What is unfortunate is that the Employment Equality (Age) Regulations 2006 provide a few more oddities to deal with. One such is: how does a piece of legislation protect the interests of both those who are ‘younger’ and those who are ‘older’ at the same time – especially when those who are younger are always getting older and providing a ‘moving target’.
Nowhere perhaps has this been thrown into more stark relief than when considering objective selection criteria for redundancy. Many employers have relied for years on the concept of LIFO (‘last in, first out’) when considering who should go. This has also been popular with unions, as the idea that those who have been there the longest should be saved is not only objective but also has an air of fairness about it.
The problem with the regulations is that they have caused companies to question whether LIFO is in breach of the regulations by favouring those with longer service (who are statistically likely to be older). Unpopular as it is with some employers, this has led some to try and use the regulations to justify a choice of different criteria at the outset and others to try and exclude it from their existing schemes.
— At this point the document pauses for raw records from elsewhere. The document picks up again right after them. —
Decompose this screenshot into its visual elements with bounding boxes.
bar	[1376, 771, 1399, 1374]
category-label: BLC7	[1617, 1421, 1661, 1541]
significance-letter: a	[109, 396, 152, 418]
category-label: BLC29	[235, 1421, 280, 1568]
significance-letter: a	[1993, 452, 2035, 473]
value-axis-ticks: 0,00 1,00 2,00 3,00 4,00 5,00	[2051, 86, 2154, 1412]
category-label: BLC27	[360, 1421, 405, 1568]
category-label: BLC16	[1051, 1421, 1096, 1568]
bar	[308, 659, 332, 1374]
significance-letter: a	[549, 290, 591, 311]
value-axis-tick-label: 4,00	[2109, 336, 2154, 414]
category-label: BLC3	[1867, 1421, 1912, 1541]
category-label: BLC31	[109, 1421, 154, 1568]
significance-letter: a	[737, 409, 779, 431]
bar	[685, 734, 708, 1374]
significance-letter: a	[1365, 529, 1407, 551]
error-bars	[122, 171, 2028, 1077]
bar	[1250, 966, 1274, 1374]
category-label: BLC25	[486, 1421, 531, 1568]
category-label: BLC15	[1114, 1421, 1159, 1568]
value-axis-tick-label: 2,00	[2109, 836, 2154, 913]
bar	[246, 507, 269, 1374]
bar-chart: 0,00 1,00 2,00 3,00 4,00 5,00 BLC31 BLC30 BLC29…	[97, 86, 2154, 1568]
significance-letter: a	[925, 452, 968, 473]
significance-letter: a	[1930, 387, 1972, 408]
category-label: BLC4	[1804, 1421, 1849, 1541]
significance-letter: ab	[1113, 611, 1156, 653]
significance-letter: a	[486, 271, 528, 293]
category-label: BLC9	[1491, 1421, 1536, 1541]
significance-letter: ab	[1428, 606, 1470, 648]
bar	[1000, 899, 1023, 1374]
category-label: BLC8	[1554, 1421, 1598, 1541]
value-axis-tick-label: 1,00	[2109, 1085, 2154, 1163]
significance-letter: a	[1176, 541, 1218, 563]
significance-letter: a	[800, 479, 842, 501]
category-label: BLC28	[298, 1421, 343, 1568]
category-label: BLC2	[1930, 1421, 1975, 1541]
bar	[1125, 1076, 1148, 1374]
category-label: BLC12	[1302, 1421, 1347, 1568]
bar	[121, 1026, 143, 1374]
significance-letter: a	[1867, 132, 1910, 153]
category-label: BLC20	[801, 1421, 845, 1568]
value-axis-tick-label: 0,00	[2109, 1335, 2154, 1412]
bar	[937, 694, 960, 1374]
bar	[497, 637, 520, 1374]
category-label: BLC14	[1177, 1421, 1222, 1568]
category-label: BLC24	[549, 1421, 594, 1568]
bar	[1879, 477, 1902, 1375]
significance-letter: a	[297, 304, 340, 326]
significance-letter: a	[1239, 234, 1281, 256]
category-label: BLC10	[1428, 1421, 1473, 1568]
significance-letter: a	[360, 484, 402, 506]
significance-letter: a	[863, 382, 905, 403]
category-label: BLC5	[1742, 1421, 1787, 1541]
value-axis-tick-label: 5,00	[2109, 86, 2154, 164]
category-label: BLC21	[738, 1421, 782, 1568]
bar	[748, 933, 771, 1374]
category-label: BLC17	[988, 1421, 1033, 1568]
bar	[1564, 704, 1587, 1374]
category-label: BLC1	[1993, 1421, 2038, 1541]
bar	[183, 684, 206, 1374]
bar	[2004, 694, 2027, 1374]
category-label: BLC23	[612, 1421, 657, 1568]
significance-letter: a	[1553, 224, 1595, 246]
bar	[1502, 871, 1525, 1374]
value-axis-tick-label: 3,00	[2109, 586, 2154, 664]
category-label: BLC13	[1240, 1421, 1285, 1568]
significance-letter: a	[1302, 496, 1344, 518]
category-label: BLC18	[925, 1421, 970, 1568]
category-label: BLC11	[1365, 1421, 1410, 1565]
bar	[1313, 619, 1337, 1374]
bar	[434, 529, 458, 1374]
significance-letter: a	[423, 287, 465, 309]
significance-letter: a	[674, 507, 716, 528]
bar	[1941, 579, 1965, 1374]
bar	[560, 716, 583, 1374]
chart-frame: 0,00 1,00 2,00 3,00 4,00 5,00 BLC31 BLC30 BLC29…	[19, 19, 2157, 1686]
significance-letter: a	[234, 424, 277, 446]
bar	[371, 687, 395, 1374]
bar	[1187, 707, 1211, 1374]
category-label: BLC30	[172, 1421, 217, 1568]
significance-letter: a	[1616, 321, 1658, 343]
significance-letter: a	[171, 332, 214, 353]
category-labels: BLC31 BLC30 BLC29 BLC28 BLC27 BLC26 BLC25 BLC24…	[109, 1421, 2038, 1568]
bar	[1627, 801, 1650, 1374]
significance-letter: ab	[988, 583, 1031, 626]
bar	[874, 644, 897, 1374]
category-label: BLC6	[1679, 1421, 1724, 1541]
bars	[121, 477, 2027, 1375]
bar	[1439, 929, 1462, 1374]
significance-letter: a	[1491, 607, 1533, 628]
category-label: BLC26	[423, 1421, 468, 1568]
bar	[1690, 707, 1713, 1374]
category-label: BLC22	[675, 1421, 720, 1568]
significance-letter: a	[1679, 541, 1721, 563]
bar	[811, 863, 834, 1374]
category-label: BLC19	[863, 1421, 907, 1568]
But is this retreat from a LIFO-type approach really necessary or appropriate? Well, probably not, according to the Court of Appeal in the recent case of Rolls Royce v Unite [2009] EWCA Civ 387. Here, Rolls Royce had sought to discontinue its practice of awarding points for length of service in its selection process. Unite, the union, was opposed to the change. The union having succeeded at first instance, Rolls Royce appealed.
In deciding to disallow the employer’s appeal (and, accordingly, that awarding points for length of service may be lawful), the Court of Appeal focused both on a justification argument and on the interpretation of regulation 32. This regulation sets out an exception for the provision of certain benefits. Essentially it permits length of service to be used in deciding who receives certain benefits (for example, health insurance) over a period of up to five years’ service, after which the employer would need to show a ‘business need’ to justify taking extra service into account (that is ‘rewarding experience’). As it happened, the court did not need to reach a view on the interpretation of regulation 32, but its provisional view was that the regulation could apply equally to less tangible benefits such as selection criteria.
Of perhaps greater significance though, was the court’s view that while the use of length of service here may be indirectly discriminatory, it could be justified as it was felt that the use of the criteria in this context would be a proportionate means of achieving a legitimate aim, for example rewarding the loyalty of certain workers.
Undoubtedly, the fact that this was not the sole criterion in play but one of several impressed the Court of Appeal and the decision cannot be seen as a licence to go back to a fairly stark LIFO approach of yesteryear. It will therefore be a disappointing decision for those employers who wish to use the regulations to justify an abandonment of a LIFO-type approach in their existing selection process. Sadly, it’s not looking good for those who wish to move towards FIFO (‘fit in or eff off’) either!